Participation of a protein phosphatase in the regulation of intracellular calcium concentration in osteoblasts by olpadronate and lidadronate

GRACIELA SANTILLÁN,; KATZ SEBASTIÁN,; STOCKMAN GASTÓN,; SCODELARO BILBAO, PAOLA GABRIELA; MORELLI SUSANA,; RICARDO BOLAND,; ROLDÁN EMILIO,

Rio de Janeiro

Congreso; IOF World Congress on Osteoporosis; 2004

International Osteoporosis Foundation (IOF)

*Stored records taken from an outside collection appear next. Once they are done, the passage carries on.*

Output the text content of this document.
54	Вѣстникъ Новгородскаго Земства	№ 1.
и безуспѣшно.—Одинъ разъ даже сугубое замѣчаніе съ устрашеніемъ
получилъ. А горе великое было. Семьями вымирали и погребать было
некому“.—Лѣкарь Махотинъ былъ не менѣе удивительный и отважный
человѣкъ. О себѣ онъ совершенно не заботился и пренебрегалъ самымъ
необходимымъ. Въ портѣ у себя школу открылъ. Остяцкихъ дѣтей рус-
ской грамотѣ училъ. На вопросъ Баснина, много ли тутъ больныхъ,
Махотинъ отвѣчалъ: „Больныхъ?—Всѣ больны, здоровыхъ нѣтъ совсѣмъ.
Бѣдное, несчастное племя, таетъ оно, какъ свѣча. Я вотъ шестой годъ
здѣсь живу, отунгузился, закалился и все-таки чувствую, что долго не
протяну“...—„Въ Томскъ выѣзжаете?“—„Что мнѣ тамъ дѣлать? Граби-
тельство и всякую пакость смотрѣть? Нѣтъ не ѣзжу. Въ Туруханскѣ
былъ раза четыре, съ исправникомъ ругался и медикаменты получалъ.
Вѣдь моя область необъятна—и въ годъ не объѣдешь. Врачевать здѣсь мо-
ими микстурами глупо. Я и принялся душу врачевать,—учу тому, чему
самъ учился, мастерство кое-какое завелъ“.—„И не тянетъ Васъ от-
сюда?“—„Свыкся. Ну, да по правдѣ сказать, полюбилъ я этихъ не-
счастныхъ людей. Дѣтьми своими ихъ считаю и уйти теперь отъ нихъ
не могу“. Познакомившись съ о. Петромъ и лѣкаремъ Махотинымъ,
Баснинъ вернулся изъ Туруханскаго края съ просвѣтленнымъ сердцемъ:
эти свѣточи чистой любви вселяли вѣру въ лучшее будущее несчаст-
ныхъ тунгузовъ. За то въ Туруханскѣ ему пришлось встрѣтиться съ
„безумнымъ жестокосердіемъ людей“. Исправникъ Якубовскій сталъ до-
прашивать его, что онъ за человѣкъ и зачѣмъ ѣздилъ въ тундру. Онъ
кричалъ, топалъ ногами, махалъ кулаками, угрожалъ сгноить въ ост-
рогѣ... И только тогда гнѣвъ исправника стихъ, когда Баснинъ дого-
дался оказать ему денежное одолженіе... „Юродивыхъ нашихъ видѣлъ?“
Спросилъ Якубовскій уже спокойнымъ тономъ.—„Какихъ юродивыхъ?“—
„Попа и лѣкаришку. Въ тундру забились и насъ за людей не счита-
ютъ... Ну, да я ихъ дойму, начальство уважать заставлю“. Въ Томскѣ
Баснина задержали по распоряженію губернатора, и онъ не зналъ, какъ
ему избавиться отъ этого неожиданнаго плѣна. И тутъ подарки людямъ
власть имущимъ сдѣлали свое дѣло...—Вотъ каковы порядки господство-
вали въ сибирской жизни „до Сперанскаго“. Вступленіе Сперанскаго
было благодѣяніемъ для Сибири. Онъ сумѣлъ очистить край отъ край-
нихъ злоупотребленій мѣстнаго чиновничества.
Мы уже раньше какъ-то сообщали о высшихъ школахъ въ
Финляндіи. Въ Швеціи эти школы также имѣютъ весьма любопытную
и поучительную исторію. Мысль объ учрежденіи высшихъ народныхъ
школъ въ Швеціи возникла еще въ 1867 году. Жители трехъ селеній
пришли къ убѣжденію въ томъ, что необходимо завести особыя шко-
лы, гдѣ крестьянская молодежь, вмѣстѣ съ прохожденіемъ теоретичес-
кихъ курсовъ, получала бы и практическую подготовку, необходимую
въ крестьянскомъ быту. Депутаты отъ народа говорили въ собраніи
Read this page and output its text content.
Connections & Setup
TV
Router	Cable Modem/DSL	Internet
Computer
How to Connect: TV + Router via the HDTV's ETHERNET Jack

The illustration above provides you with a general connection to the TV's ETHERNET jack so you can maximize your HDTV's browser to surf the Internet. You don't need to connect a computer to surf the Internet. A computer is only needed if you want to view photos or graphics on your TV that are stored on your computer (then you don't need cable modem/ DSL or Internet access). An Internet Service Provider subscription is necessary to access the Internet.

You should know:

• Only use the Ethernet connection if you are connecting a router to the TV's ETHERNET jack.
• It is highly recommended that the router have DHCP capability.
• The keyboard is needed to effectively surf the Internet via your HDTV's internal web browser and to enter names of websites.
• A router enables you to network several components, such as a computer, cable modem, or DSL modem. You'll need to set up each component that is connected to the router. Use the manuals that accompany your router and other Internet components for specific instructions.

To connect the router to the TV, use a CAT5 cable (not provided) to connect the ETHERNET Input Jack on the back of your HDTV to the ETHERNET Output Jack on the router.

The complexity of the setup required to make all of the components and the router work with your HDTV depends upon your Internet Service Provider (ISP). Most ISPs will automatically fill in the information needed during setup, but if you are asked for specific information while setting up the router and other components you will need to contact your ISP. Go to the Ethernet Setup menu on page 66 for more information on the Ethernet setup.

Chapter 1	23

In previous studies we found that the bisphosphonates (BPs) olpadronate (OPD) and NH2-olpadronate (lidadronate; LID) are able to regulate, in the short term, cytosolic Ca2+ levels ([Ca2+]i) in ROS 17/2.8 rat osteoblastic-like cells. This effect is dependent on prestimulation with the osteotropic agent ATP and due mainly to influx of the cation from the outside through voltage-operated calcium channels (VDCC) and purinergic activation of PLC. In the present work, we evaluated the mechanism by which these BPs modulate the Ca2+ response in osteoblasts. By using Fura-2- loaded ROS17/2.8 cells, cytoplasmic Ca2+ changes were recorded by fluorimetry. The bisphosphonate-induced rapid changes in [Ca2+]i were not observed in a Ca2+ )free medium or in medium with 1.5 mM Ca2+ plus 5 lM nifedipine or 5 lM verapamil, involving extracellular Ca2+influx through VDCC channels in BPs effects. The protein phosphatase inhibitors orthovanadate and sodium fluoride mimicked the purinergic-dependent BPs-induced Ca2+ response at low concentrations (1–200 lM) but at higher levels caused a more sustained Ca2+influx blocking the action of BPs. Previous binding assays using [3H]-olpadronate in whole cells showed the presence of a specific, saturable and high affinity binding site for OPD. We now observed that an important proportion of the BPs binder is located in the osteoblast plasma membrane. In addition, like olpadronate and lidadronate, 8 mM p-nitro-phenylphosphate or a´ -naphthylphosphate (phosphatase substrates), compete for binding to this site, whereas purinergic agonists and antagonists, and both protein phosphatase inhibitors (0.2–8 mM) did not displace [3H]OPD. These results suggest the existence of cell membrane target for bisphosphonates, presumably a protein phosphatase, through which BPs modulate the purinergic Ca2+signaling and in turn trigger a cellular response in osteoblasts.